O Departamento Central de Investigação e Acção Penal português (DCIAP) arquivou em Novembro de 2013 o inquérito ao vice-presidente de Angola, Manuel Domingos Vicente, e ao general Francisco Higino Lopes Carneiro, e à empresa Portmil – Investimentos e Telecomunicações. O inquérito surgiu após uma queixa sobre factos susceptíveis de serem crimes de associação criminosa e branqueamento de capitais, alegadamente praticados em Portugal, precedidos de “corrupção, burla e fraude fiscal alegadamente praticados em Angola”. Em causa estavam operações bancárias efectuadas em 2009 e 2010, num montante de cerca de 294 milhões de euros.

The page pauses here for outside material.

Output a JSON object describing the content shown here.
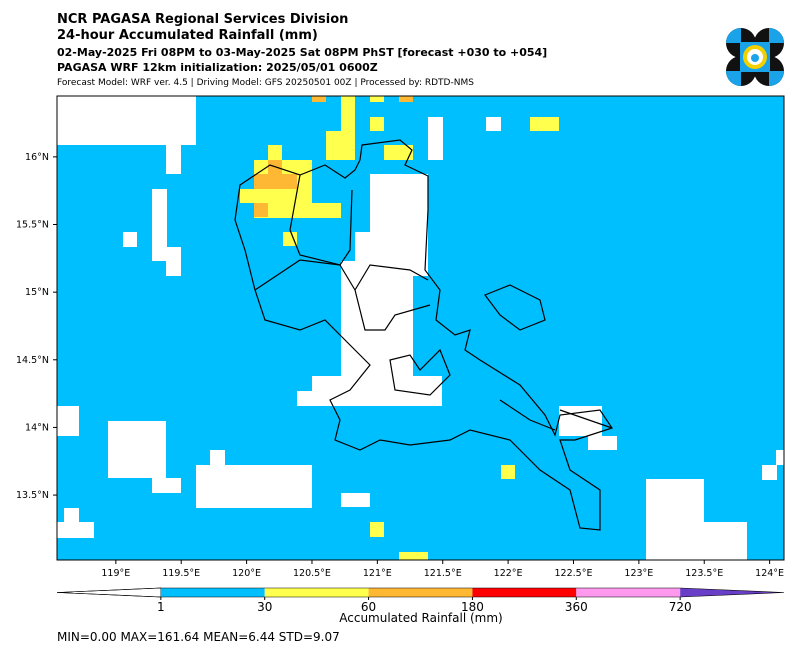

E, de facto – não de jure -, as razões de Estado são uma espécie de albergue onde cabe tudo o que interessa a Portugal, nem que isso seja um atropelo às regras de um Estado de Direito. Ou seja, permite que se lavre a sentença antes da averiguação dos factos. Primeiro arquiva-se e depois articula-se juridicamente os argumentos que sustentem esse mesmo arquivamento. Simples.

Num Estado de Direito uma das regras fundamentais é dar à política o que é política e aos tribunais o que é dos tribunais. Em Portugal nada disso é assim. A promiscuidade é tal que, cada vez mais, os tribunais fazem política e a política investiga e dá sentenças.

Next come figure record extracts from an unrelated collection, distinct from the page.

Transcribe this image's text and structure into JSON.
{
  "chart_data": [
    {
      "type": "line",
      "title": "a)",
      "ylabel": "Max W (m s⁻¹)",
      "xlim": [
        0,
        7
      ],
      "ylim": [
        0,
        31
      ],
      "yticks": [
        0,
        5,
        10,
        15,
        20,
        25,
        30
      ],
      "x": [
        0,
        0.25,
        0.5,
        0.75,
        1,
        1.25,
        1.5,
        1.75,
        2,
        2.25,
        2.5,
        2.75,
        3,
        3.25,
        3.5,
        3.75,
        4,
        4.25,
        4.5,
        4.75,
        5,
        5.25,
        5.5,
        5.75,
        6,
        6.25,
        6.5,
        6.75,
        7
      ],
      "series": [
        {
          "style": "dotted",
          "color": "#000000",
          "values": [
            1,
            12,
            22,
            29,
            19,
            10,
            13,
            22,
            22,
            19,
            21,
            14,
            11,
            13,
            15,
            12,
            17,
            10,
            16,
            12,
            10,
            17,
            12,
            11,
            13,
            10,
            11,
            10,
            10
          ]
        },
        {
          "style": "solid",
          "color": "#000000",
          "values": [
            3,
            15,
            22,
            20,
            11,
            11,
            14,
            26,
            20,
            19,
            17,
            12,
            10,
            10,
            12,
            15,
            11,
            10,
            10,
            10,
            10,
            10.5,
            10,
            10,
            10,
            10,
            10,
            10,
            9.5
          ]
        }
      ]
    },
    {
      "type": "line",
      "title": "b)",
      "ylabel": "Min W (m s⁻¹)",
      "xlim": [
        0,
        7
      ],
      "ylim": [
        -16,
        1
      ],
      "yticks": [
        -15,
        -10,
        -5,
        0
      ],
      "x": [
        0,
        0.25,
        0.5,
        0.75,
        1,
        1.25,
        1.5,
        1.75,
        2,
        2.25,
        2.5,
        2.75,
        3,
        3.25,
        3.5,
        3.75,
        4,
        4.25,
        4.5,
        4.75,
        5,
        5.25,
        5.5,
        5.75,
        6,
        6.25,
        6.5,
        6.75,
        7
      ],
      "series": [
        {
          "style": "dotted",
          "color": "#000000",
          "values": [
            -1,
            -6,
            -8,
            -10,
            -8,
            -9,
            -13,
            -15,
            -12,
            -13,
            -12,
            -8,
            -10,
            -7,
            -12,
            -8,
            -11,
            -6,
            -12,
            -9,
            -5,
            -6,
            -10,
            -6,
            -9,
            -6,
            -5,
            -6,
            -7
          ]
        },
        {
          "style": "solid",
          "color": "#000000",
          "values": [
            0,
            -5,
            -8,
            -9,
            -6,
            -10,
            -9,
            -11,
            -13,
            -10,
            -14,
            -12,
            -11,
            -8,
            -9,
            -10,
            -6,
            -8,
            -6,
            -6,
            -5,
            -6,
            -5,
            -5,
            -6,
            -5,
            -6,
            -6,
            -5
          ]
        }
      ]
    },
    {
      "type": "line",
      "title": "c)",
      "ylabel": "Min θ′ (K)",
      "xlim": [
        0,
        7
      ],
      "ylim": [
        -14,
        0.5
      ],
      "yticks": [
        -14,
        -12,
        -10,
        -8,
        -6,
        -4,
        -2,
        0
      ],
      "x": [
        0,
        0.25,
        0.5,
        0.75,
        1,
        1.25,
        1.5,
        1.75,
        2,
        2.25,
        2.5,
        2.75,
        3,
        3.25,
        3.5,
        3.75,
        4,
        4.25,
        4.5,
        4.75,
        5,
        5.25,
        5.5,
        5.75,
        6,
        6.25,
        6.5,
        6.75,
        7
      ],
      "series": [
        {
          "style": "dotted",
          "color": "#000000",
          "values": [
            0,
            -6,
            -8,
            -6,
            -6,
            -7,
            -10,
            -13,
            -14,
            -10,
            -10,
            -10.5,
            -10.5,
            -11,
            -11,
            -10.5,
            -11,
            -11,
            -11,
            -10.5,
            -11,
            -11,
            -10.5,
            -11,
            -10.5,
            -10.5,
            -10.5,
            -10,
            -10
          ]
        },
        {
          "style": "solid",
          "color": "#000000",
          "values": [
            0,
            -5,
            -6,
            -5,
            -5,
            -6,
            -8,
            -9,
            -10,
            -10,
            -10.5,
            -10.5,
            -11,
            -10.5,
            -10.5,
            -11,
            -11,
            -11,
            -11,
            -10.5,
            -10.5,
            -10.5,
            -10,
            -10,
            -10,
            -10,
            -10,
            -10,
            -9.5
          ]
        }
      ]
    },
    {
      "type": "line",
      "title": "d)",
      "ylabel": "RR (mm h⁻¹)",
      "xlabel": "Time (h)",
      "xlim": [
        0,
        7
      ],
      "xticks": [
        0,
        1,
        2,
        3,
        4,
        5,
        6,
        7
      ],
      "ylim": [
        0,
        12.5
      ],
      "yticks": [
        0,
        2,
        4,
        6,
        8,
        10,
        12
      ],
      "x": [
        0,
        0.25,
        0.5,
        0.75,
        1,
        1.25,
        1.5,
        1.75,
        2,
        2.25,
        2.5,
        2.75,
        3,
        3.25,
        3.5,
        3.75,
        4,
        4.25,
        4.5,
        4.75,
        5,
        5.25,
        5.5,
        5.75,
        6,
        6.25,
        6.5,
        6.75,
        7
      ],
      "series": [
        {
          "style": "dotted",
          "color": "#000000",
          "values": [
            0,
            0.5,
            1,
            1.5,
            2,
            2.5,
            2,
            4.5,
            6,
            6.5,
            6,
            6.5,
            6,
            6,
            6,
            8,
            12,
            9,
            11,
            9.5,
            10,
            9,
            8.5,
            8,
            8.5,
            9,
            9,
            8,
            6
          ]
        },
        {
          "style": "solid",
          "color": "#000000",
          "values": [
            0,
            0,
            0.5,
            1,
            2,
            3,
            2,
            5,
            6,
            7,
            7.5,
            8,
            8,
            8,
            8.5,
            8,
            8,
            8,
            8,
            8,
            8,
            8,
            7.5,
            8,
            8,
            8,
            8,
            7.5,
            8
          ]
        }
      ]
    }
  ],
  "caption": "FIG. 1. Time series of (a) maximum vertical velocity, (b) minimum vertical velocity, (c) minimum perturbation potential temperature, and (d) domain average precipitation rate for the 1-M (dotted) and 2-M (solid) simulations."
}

A favor do julgamento de Manuel Vicente

Entretanto, relembre-se, decorreu uma petição pública que consubstanciava uma campanha mundial a favor do julgamento de Manuel Vicente, procurando que as autoridades portuguesas – segundo o texto da petição – “não sucumbam à pressão da tirania angolana”.

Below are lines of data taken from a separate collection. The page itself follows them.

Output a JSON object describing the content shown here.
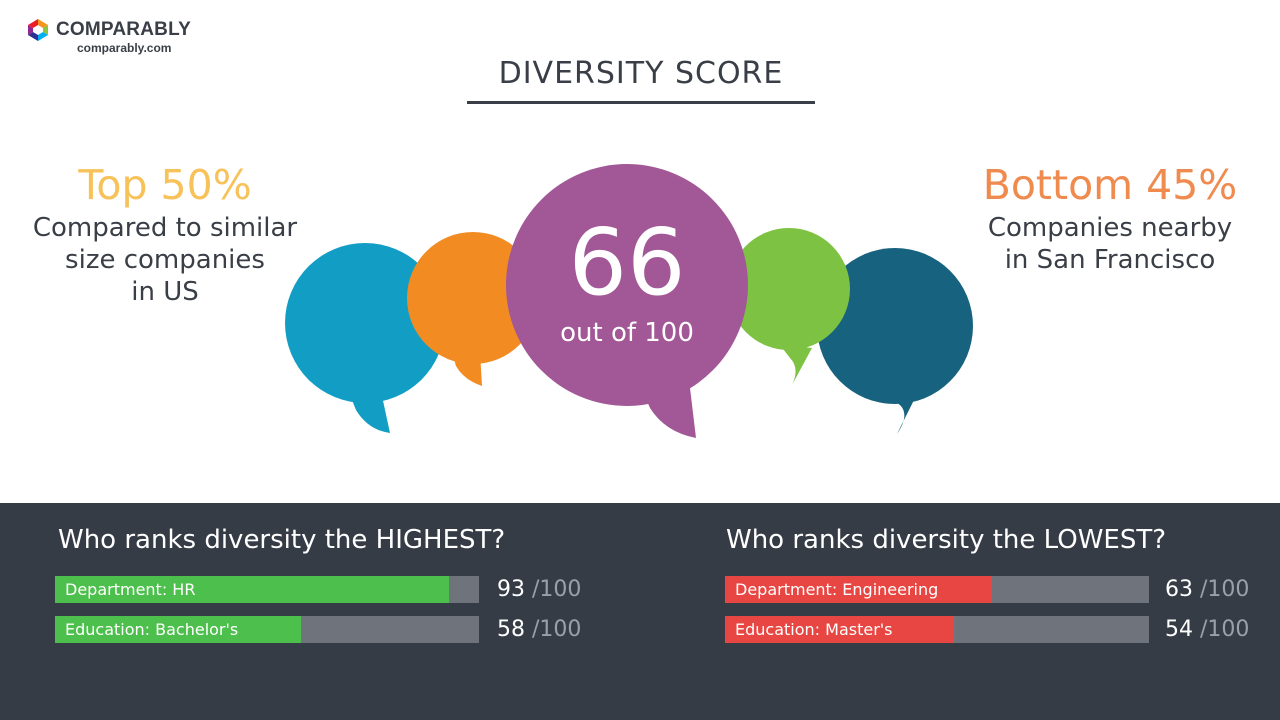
{
  "brand": {
    "name": "COMPARABLY",
    "url": "comparably.com"
  },
  "title": "DIVERSITY SCORE",
  "left_stat": {
    "headline": "Top 50%",
    "lines": [
      "Compared to similar",
      "size companies",
      "in US"
    ]
  },
  "right_stat": {
    "headline": "Bottom 45%",
    "lines": [
      "Companies nearby",
      "in San Francisco"
    ]
  },
  "score": {
    "value": "66",
    "caption": "out of 100"
  },
  "highest": {
    "title": "Who ranks diversity the HIGHEST?",
    "items": [
      {
        "label": "Department: HR",
        "score": "93",
        "max": "/100",
        "value": 93
      },
      {
        "label": "Education: Bachelor's",
        "score": "58",
        "max": "/100",
        "value": 58
      }
    ]
  },
  "lowest": {
    "title": "Who ranks diversity the LOWEST?",
    "items": [
      {
        "label": "Department: Engineering",
        "score": "63",
        "max": "/100",
        "value": 63
      },
      {
        "label": "Education: Master's",
        "score": "54",
        "max": "/100",
        "value": 54
      }
    ]
  },
  "colors": {
    "top_stat": "#f7c25a",
    "bottom_stat": "#f08b4f",
    "high_bar": "#4cbf4c",
    "low_bar": "#e84642",
    "bubble_main": "#a25796",
    "bubble_blue": "#129ec4",
    "bubble_orange": "#f28c22",
    "bubble_green": "#7dc242",
    "bubble_teal": "#17627e"
  }
}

Numa clara alusão de que pretende continuar no mesmo caminho antidemocrático do seu antecessor, demonstrando incapacidade de entender a separação de poderes da democracia, o actual Presidente da República de Angola, João Lourenço, aumentou os decibéis da pressão politica sobre as autoridades de Portugal, para que não fosse realizado o julgamento de Manuel Vicente.

“A sociedade civil repudia esta atitude retrógrada de João Lourenço, e encoraja as autoridades judiciais portuguesas para que prossigam o curso normal do processo. Não descuramos o direito de ampla e extensa defesa para o acusado, condição indispensável para um julgamento justo”, lê-se na petição.

De facto, se Manuel Vicente não cometeu os crimes de que vem sendo acusado — corrupção e falsificação de documentos — pode e deve estar tranquilo e deve defender-se nos locais próprios, os tribunais.

“Reafirmamos o nosso apoio ao trabalho da justiça portuguesa porque é nossa convicção profunda de que, o avanço civilizacional de Portugal contribuirá para que Angola um dia seja uma democracia, e abraçará os valores universais dos direitos humanos e da separação de poderes”, diziam os mentores da petição.

E acrescentavam: “Se Portugal arquivar este processo, será uma vergonha para o povo luso. E se traduzirá em deboche diante dos parceiros europeus e do mundo livre e civilizado no sentido cosmopolita. Esperamos que haja consciência colectiva em Portugal de que Angola é um perigo real e factível à vossa democracia”.